- IATA: MNA; ICAO: WAMN;

Summary
- Airport type: Public
- Operator: Government
- Serves: Melonguane, Talaud Islands Regency, North Sulawesi, Indonesia
- Time zone: WITA (UTC+08:00)
- Elevation AMSL: 5 m / 16 ft
- Coordinates: 04°00′25″N 126°40′22″E﻿ / ﻿4.00694°N 126.67278°E

Map
- MNA Location in Sulawesi MNA Location in Indonesia

Runways
| Direction | Length |  | Surface |
| m | ft |
| 18/36 | 1,598 | 5,243 | Asphalt |
- Sources: GCM, STV

= Melangguane Airport =

Airport in Indonesia

Melonguane Airport, also known as Melong Airport (Bandar Udara Melonguane) is an airport serving the city of Melonguane, located within the Talaud Islands Regency, part of the province of North Sulawesi on the island of Karakelong in Indonesia.

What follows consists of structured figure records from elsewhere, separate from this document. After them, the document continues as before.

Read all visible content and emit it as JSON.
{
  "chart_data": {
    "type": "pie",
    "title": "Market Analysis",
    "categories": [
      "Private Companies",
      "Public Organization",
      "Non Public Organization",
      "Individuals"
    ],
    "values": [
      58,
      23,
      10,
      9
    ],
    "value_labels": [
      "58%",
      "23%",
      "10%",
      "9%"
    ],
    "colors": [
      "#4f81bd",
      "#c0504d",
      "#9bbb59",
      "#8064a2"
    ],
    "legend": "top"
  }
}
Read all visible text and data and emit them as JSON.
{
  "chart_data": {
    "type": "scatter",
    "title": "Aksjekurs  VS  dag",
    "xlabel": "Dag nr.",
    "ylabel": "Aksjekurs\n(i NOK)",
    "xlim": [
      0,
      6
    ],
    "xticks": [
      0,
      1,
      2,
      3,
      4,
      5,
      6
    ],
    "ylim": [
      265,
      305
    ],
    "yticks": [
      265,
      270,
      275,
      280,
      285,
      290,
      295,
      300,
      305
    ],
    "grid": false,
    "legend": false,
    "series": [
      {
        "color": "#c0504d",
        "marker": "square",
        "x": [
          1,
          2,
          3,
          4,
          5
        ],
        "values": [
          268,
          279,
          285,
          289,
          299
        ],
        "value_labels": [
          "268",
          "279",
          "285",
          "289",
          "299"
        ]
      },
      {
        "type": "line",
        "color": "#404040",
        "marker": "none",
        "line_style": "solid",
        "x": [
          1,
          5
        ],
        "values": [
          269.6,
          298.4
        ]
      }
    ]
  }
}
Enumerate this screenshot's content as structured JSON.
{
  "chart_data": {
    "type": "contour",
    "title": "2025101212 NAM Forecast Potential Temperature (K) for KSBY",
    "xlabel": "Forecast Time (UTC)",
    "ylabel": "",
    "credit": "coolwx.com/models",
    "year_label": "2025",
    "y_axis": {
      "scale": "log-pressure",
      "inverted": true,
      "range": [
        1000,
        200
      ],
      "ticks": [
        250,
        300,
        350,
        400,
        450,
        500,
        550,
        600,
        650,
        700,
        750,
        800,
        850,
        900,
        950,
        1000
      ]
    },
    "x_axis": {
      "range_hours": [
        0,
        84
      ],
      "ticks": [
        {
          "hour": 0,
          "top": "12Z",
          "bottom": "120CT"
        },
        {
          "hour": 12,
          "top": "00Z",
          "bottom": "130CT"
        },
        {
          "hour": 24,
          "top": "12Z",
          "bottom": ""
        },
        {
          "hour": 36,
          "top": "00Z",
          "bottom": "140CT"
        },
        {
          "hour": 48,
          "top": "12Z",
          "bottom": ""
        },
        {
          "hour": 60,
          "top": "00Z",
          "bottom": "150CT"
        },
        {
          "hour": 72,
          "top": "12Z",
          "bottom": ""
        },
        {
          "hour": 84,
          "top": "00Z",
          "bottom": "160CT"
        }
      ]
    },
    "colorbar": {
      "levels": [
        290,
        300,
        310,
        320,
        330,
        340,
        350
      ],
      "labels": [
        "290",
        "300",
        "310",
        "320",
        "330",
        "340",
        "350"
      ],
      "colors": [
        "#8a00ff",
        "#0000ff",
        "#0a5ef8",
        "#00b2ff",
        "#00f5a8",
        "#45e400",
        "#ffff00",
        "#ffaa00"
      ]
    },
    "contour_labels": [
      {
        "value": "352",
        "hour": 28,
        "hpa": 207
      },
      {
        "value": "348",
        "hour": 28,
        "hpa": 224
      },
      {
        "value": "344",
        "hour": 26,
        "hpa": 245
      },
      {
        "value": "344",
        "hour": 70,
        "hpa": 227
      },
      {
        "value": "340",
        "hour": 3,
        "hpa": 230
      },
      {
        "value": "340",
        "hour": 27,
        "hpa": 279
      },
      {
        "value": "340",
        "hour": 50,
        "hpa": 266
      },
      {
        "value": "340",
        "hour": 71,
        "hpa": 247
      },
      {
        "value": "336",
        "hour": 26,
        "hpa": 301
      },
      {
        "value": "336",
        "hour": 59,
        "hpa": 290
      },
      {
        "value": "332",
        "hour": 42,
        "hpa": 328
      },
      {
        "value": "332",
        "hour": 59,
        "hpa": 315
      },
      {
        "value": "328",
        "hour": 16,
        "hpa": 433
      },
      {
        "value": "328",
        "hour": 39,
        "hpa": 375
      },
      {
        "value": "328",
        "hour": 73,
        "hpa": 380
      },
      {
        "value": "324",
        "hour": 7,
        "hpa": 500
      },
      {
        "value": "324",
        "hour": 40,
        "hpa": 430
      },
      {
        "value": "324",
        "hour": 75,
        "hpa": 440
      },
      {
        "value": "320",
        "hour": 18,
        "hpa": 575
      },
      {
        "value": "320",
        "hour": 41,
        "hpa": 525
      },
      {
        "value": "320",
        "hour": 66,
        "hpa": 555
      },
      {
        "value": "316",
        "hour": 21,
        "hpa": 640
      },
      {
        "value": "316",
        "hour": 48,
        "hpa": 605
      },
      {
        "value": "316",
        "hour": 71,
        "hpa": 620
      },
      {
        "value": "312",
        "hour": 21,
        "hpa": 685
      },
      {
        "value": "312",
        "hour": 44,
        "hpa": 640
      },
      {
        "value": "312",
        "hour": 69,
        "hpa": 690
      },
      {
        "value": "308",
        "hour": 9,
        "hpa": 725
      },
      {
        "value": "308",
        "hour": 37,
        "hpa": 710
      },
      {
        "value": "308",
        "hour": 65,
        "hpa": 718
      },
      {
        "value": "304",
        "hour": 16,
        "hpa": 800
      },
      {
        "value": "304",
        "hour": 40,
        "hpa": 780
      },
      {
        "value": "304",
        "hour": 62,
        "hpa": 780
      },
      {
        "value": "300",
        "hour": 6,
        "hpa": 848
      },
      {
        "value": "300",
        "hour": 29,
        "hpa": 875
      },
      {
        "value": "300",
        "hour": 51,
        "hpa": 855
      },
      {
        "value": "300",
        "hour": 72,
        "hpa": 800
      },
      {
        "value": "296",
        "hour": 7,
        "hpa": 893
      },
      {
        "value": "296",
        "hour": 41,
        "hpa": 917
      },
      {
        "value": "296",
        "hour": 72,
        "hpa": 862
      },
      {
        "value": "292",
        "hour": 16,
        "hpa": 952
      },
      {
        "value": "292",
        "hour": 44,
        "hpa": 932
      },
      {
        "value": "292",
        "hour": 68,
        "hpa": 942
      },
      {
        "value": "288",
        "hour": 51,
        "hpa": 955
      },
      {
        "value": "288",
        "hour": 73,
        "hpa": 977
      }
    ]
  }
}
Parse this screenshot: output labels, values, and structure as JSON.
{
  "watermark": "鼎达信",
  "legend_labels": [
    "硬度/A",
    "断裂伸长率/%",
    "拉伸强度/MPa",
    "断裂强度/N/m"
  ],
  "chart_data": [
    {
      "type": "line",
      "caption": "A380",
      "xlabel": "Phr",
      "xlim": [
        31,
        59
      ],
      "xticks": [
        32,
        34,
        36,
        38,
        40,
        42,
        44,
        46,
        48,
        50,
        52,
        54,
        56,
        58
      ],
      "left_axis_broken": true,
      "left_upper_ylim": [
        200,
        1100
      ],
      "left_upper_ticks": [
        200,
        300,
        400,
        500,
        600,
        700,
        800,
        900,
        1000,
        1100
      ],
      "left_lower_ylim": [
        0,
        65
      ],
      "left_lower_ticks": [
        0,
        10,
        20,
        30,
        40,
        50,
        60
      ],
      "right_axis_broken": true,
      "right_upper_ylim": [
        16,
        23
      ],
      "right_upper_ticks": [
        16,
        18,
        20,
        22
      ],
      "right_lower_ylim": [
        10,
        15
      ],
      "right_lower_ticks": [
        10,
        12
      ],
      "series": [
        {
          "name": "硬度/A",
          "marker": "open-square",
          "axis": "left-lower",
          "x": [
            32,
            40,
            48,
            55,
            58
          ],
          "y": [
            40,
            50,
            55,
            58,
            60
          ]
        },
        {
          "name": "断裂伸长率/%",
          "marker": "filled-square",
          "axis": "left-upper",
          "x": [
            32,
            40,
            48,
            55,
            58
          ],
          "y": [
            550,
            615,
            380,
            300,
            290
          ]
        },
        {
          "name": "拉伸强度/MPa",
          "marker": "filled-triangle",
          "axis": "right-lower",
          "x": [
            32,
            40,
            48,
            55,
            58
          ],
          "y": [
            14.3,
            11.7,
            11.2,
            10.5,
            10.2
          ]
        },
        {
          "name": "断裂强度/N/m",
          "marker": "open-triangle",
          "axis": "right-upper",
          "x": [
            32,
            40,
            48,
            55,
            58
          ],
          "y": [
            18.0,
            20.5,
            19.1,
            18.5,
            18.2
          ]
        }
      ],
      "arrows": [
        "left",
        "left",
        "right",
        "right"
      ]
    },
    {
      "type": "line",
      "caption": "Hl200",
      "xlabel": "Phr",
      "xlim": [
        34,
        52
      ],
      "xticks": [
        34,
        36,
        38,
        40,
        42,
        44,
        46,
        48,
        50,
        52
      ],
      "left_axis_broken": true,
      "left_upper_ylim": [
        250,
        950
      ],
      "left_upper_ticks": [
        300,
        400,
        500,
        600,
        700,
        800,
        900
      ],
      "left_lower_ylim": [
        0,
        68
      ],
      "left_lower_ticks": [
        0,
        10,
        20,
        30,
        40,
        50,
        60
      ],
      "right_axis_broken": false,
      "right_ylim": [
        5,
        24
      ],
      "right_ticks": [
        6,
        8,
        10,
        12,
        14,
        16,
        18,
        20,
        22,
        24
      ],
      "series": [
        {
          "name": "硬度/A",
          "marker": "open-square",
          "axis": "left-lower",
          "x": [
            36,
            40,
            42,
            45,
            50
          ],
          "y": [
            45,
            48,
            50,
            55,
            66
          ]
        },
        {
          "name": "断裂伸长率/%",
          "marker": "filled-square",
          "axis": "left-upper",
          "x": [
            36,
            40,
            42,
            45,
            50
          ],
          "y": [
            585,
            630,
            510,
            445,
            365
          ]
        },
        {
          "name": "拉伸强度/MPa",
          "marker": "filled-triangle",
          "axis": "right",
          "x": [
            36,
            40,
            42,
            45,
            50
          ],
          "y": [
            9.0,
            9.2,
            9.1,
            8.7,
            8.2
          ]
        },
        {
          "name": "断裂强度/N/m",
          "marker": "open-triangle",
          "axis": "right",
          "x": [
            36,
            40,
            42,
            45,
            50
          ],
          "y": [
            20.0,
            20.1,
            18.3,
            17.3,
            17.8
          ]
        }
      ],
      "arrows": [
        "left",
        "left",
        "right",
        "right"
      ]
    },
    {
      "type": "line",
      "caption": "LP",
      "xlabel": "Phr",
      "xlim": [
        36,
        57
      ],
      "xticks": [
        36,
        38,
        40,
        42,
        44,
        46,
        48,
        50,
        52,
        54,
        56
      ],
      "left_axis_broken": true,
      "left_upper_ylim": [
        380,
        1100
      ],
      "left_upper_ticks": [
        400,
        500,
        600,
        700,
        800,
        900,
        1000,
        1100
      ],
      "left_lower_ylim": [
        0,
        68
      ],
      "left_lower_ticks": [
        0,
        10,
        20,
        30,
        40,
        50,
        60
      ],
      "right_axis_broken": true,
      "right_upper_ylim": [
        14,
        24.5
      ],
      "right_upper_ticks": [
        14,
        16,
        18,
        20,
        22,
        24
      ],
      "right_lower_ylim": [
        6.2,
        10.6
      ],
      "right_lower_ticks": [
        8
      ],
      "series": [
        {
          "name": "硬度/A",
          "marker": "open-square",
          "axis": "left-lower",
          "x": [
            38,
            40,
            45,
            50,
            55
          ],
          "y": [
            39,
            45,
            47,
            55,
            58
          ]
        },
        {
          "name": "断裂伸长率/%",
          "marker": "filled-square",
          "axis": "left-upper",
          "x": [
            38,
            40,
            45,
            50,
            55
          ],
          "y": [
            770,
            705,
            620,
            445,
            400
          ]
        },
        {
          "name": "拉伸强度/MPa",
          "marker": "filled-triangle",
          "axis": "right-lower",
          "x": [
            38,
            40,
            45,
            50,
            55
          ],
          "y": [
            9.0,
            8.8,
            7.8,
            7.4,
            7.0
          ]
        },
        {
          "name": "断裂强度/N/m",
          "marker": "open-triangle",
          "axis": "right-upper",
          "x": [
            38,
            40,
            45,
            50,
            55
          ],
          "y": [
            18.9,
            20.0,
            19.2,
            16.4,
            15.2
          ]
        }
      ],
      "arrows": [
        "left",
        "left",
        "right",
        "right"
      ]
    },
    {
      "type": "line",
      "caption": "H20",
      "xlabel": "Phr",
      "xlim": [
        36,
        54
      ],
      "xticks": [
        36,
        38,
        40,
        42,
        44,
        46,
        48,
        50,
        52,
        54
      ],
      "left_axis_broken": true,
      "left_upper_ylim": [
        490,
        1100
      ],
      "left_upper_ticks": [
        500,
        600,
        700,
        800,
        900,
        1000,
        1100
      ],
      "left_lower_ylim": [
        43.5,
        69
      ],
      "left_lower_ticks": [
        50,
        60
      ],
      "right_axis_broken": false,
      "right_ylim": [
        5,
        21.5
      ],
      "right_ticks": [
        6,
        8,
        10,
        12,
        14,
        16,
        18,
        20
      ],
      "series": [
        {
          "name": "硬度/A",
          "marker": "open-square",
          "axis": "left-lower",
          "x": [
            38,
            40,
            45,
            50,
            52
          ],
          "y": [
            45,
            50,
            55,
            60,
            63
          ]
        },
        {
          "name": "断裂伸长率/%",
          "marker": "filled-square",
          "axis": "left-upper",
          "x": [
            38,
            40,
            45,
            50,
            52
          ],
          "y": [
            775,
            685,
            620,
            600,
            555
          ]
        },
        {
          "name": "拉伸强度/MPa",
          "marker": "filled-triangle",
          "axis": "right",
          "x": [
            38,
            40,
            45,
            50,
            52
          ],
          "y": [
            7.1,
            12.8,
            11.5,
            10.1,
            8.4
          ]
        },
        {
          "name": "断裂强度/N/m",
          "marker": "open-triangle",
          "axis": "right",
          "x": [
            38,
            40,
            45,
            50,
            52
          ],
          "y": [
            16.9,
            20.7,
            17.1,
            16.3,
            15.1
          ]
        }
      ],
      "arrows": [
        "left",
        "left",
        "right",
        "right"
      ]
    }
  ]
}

It is operated by the Ministry of Transportation.

==Airlines and destinations==

Notes:

| Airlines | Destinations |
|---|---|
| SAM Air | Miangas |
| Susi Air | Manado, Miangas |
| Wings Air | Manado, Tahuna |

== Facilities ==
The airport resides at an elevation of 5 m above mean sea level. It has one runway designated 18/36 with an asphalt surface measuring 1,598 × 30 m.